Con la coincidencia de haber perdido el tiempo encontrándonos, te escribo. Y deletreo la ausencia con saliva seca, con lágrimas caducas, haciendo una vez en mi vida lo imposible. El logro inmenso de no tener a quién dedicarme. Y el vacío, el fondo del vacío en el centro del cuerpo y por qué no, en los rincones de tu propio cuerpo en mi recuerdo. Nada más bello pudo pasarme y en la distancia asumo que el cielo gris o el sol resplandeciente acusan los mismos recibos. La tele encendida y las manos atadas. Nadie va a abrazar, ni yo entenderé el siniestro o el discurso político abreviado.

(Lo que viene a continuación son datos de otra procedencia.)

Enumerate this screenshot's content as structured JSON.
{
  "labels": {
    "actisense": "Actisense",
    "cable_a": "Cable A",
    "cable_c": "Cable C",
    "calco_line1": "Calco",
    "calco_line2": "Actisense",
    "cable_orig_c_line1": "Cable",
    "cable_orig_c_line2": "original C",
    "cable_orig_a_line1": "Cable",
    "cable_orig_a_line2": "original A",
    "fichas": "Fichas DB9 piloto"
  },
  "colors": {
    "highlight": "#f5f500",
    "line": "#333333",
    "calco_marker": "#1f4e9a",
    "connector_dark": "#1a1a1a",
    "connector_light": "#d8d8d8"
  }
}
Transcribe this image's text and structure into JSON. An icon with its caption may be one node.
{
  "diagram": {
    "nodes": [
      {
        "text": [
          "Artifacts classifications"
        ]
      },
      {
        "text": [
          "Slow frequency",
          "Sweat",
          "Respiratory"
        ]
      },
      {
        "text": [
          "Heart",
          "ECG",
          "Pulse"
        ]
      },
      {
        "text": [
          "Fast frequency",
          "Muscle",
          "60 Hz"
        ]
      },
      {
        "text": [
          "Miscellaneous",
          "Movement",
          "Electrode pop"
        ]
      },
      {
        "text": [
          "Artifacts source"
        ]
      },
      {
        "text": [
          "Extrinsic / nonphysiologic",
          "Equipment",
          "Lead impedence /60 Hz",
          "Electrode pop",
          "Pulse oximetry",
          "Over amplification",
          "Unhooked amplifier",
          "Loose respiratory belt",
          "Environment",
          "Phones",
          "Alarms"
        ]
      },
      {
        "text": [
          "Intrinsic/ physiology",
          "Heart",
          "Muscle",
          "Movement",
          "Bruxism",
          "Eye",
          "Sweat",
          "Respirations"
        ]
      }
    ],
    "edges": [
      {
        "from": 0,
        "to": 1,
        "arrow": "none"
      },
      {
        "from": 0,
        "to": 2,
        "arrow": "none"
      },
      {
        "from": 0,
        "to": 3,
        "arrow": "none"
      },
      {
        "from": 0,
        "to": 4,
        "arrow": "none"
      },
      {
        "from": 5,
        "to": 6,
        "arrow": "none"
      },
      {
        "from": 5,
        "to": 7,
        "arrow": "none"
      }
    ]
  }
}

Calmar la sed y el viento, otra vez, acciones paralelas para traerme a la mente la ingratitud de los pares que se atropellan cuando están y cuando no, se repiten instigando al solitario. Y la luna que soñé cuando no estabas, cada noche se diluye más de su espejismo vibrándome en los ojos. En mi torpe humanidad, me siento aceptablemente bien de poder contar lo no vivido y armar listas prolijas de tantos huecos y tanta podredumbre. La acumulación de lo que no hubo debería escribirse como un largo lamento y sin embargo…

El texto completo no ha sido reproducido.